The bigotry in the video directed towards Jews seemed to alarm Williams the most.

“This is unbelievable,” Williams said. “I mean, it is just so awful. Imagine he is sitting there having dinner or lunch and he is saying this to a man who says he is a member of the Muslim Brotherhood and on the website wanting to the advance Sharia law and buying into libel against Jewish people who have had success in the newspaper business but nothing illegitimate, nothing wrong about it, and he buys into the stereotyping and bigotry and then points the finger at others to say people like me are bigots. This is unbelievable.”

According to Williams, both Ron Schiller and Vivian Schiller (no relation) need to leave NPR. (According to Slate’s Dave Weigel, Ron Schiller was let go by NPR earlier today.)

“Look, this guy Schiller, this guy Ron Schiller, you know the president of NPR is Vivian Schiller [and they] are not related, but in my book, they got one too many Schillers remaining,” he said. “Because what you see here is — I think this is a window inside the way they really think. When it came to public funding, federal funding for NPR, just yesterday Vivian Schiller is at the National Press Club saying, ‘Oh, NPR desperately needs this federal funding.’ In this luncheon he’s saying we don’t need federal funding.”

And this latest revelation is the reason why NPR should no longer be a priority when it comes to federal money, he explained.

“This comes down to my opinion, but to me, there is no way that you would say NPR is a priority given our financial struggles in this country in terms of poor, in terms of any of the needs, health care or anything you want to put on the table,” Williams said. “It’s hard to make it out that NPR is a priority. What we can say is you know, if we look at The New York Times, The Washington Post and the Fox News Channel — these are institutions that gather news and rely on advertising to support a product that the consumer says is worthwhile.”

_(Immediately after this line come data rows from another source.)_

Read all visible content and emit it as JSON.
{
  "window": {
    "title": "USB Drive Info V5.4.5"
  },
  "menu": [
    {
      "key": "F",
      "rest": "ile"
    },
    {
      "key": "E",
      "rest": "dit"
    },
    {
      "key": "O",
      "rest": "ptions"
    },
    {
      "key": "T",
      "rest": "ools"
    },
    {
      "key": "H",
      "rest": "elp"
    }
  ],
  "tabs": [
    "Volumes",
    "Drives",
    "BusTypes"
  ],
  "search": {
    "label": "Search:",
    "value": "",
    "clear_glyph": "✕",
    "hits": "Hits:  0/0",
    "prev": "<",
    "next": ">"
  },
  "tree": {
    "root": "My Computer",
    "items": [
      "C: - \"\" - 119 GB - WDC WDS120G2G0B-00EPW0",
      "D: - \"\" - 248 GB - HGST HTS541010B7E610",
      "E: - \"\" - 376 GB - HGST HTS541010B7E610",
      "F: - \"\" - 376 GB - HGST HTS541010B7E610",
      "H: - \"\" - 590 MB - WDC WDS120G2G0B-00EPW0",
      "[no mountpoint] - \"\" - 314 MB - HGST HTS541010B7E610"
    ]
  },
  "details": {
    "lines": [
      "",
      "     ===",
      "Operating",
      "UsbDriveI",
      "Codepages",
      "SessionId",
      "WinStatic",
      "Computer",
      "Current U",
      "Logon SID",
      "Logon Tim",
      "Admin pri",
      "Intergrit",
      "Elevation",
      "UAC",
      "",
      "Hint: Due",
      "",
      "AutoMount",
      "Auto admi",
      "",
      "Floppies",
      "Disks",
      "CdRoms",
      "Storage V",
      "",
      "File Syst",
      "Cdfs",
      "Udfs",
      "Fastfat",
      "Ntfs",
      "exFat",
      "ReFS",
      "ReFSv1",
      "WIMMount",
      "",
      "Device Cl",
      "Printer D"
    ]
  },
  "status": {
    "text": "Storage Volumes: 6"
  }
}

House Majority Leader Eric Cantor agreed with that assessment, saying it is time to cut funding for NPR on Tuesday. But Williams pointed out the prevalent double standard at play after his firing.

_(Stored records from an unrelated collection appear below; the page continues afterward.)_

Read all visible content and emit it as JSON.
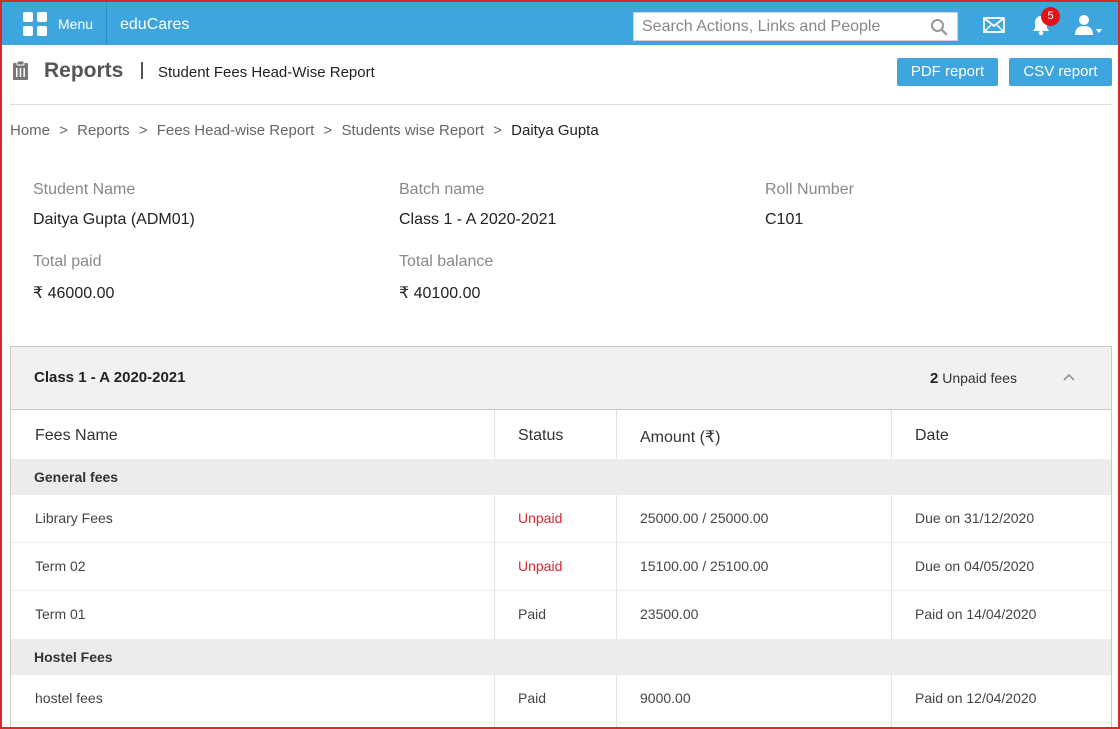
{
  "topbar": {
    "menu_label": "Menu",
    "brand": "eduCares",
    "search_placeholder": "Search Actions, Links and People",
    "notification_count": "5"
  },
  "header": {
    "title": "Reports",
    "subtitle": "Student Fees Head-Wise Report",
    "pdf_button": "PDF report",
    "csv_button": "CSV report"
  },
  "breadcrumb": {
    "items": [
      "Home",
      "Reports",
      "Fees Head-wise Report",
      "Students wise Report"
    ],
    "current": "Daitya Gupta",
    "separator": ">"
  },
  "student": {
    "name_label": "Student Name",
    "name_value": "Daitya Gupta (ADM01)",
    "batch_label": "Batch name",
    "batch_value": "Class 1 - A 2020-2021",
    "roll_label": "Roll Number",
    "roll_value": "C101",
    "paid_label": "Total paid",
    "paid_value": "₹ 46000.00",
    "balance_label": "Total balance",
    "balance_value": "₹ 40100.00"
  },
  "panel": {
    "title": "Class 1 - A 2020-2021",
    "unpaid_count": "2",
    "unpaid_label": "Unpaid fees",
    "columns": [
      "Fees Name",
      "Status",
      "Amount (₹)",
      "Date"
    ],
    "groups": [
      {
        "name": "General fees",
        "rows": [
          {
            "fee": "Library Fees",
            "status": "Unpaid",
            "amount": "25000.00 / 25000.00",
            "date": "Due on 31/12/2020"
          },
          {
            "fee": "Term 02",
            "status": "Unpaid",
            "amount": "15100.00 / 25100.00",
            "date": "Due on 04/05/2020"
          },
          {
            "fee": "Term 01",
            "status": "Paid",
            "amount": "23500.00",
            "date": "Paid on 14/04/2020"
          }
        ]
      },
      {
        "name": "Hostel Fees",
        "rows": [
          {
            "fee": "hostel fees",
            "status": "Paid",
            "amount": "9000.00",
            "date": "Paid on 12/04/2020"
          }
        ]
      }
    ]
  },
  "colors": {
    "accent": "#3fa5de",
    "unpaid": "#d9272e",
    "frame": "#d9272e"
  }
}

“Look at this — you know, talk about hypocrisy, David, and who has credibility and who doesn’t. I said what I said publicly,” he said. “I do not differ from it and I expressed a personal feeling. It was that a policy prescription and I was not selling as a basis for bigotry. I think what he was doing was selling his position in order to get that $5 million, and he didn’t care where it was coming from, even if it came from people associated with the Muslim Brotherhood.”